Two spots, both perfect circles, as if the tunnel forked ahead. Cole hugged the right side and ignored the pain in his knees and shins, scrambling along as fast as he could. Behind, the angry, high-pitched sounds grew into peals of fury. There was no way he would get to the exit before it clawed up his back.

Cole dropped to his belly and spun over, bringing his knees up to his chin.

When he saw the blackness shift in front of him, he shot himself straight, kicking into the center of the rock tube.

It was poorly timed. Instead of landing a full blow, the thing slammed into the bottom of his extended feet. The creature made a vicious noise; Cole tried stabbing his lance toward the sound. It made a hit, but unfortunately it was the dull, hooked end. He had brought the spear into the tunnel expecting to defend ahead of himself—and the length of the weapon made it impossible to spin it around.

The impact must have stunned the thing, as the noise stopped and nothing clawed at him. Cole lurched back toward the dual lights, his body on fire from the constant impact of rock on bone.

Weary arms propelled him forward as the light ahead gradually grew brighter and bigger. Then, more scraping sounds came from behind—approaching fast.

The last ten meters were as psychologically painful as they were physically demanding. Cole began to lunge, rather than crawl, throwing the spear ahead of him and launching himself with his legs. On the third push, his arms failed to support him and his chin scraped the floor of the tunnel. He could hear the large animal clawing up behind.
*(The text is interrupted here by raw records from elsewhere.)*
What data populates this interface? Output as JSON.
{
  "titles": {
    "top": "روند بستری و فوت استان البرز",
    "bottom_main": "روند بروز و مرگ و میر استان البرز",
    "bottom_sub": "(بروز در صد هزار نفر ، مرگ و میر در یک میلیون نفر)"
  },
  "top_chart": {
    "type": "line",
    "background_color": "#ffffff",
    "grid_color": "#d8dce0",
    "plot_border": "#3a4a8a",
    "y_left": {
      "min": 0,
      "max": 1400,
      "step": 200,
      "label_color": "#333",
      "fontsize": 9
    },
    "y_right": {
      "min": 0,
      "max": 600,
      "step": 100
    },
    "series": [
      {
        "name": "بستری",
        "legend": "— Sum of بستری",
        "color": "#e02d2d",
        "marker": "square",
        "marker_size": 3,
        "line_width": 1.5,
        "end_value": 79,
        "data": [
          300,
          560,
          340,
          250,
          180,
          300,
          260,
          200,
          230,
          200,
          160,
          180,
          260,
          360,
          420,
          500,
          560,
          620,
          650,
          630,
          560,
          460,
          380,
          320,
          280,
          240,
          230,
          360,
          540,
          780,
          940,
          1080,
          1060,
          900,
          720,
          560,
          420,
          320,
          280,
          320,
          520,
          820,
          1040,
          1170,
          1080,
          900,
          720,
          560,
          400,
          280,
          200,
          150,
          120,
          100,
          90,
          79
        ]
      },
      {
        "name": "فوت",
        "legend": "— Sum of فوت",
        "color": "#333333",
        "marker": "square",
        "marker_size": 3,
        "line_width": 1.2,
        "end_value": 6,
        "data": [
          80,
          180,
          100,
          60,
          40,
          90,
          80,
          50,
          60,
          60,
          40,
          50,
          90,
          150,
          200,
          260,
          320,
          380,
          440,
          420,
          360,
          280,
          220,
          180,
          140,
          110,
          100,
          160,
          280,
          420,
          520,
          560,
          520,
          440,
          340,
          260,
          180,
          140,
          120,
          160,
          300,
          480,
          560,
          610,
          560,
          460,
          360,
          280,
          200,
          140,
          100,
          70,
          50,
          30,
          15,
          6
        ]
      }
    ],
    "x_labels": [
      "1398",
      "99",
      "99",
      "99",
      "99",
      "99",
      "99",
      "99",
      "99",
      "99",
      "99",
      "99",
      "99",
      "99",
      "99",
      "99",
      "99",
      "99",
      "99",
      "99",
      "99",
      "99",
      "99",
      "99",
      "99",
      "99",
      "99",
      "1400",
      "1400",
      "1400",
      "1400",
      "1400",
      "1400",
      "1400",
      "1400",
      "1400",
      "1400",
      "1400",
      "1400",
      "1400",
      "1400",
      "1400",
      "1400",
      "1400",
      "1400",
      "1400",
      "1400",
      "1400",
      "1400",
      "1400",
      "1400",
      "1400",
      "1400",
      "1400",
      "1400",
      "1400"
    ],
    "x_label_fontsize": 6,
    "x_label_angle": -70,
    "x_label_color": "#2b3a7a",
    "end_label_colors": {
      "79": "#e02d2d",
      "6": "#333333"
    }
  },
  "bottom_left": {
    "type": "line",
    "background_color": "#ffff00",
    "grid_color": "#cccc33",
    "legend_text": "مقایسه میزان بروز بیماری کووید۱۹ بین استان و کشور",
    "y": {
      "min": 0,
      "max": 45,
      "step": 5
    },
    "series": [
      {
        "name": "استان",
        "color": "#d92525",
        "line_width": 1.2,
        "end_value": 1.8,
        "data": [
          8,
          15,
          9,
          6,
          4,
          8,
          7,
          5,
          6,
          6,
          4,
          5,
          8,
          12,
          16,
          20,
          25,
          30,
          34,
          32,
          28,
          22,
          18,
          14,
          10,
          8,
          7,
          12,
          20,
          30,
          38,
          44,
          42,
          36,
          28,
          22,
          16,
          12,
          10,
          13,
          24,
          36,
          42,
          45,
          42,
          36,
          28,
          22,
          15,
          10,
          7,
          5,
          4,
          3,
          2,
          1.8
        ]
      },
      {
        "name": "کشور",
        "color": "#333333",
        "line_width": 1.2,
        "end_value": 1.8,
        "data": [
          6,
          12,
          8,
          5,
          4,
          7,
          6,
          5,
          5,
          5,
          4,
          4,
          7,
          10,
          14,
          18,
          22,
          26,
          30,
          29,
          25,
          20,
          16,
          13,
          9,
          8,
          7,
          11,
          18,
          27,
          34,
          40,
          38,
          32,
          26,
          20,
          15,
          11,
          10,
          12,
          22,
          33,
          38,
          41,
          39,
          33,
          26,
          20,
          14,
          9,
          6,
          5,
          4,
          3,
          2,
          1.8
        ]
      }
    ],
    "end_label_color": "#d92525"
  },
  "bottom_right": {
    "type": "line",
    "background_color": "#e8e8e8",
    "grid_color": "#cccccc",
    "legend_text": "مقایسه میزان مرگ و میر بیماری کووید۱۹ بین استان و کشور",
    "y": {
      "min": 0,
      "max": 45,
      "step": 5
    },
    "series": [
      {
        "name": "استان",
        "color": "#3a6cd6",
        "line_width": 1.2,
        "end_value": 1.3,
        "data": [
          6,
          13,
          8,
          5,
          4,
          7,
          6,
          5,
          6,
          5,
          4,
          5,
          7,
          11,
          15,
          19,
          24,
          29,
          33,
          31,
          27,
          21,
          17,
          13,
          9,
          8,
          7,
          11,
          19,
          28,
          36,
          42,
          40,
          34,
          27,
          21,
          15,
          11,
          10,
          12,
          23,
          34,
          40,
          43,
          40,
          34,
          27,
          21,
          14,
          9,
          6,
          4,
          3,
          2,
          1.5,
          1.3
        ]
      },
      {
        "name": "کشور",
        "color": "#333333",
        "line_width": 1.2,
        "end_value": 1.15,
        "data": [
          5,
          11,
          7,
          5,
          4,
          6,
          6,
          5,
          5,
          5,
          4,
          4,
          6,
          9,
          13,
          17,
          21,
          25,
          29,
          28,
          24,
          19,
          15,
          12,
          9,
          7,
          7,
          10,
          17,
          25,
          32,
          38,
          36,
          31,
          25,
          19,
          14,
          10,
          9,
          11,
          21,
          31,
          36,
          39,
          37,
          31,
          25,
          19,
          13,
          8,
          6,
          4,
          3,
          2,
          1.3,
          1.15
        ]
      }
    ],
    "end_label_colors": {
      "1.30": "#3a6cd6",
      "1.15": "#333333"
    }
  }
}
Leaving his useless spear where it lay, he pushed himself toward the light.

The very bright light.

When Cole saw the thin wedge of sunlight shining into the lip of his exit, he realized what a huge mistake he’d made. He’d assumed the tunnel would come out on a shaded path, but it didn’t. It faced the eternal day.

There is no solace out that hole, he realized. And the lizard was almost on him.

He didn’t have his spear anymore. Cole tried to kick the thing again, but it had learned: he heard it scampering along the ceiling above him. He moved forward, closer to the steam wafting into the hole, and rolled onto his back just as the creature dropped down. It landed on his thighs and came straight for his throat.

Cole pushed on the squirming beast, which just forced him closer to the deadly light. He could feel the heat from the twin suns where they baked a thin slice of the tunnel’s interior. The giant lizard strained for his neck, pawing at the sides of the tunnel to push forward.

It drove Cole’s head into the sun.

It felt like his hair was set on fire. His hood was still bunched around his neck, leaving his ears open for danger, but his scalp exposed. Cole tried to retract his head down into his shoulders, but this just let the lizard’s snapping jaws get closer to their prize.

He had to save his scalp, no matter the cost. He stopped pushing on the lizard and threw his forearm across his neck, just as he pulled his head out of the light. The lizard bit down on it immediately, locking its jaw above his wrist—teeth grinding against bone.

Cole let out a feeble scream. He grabbed one of the beast’s arms, and with both hands, he lifted it over his head and out of the hole. The pain on his exposed flesh was intense, like some sort of toxin coursing through his arm, but the lizard had it worse. The thing hissed as it cooked, the white underbelly frying in the direct light. It tried to twist its back toward the rays, but Cole had its arm gripped tight; he moved the tender spot around even more.

The jaw finally loosened, its teeth sucking noisily out of Cole’s arm. He attempted to pull the wounded animal in by its leg, but the weight was too much, his own arm at too unusual an angle.

His prize slipped out of his grasp and fell down—into the direct sunlight.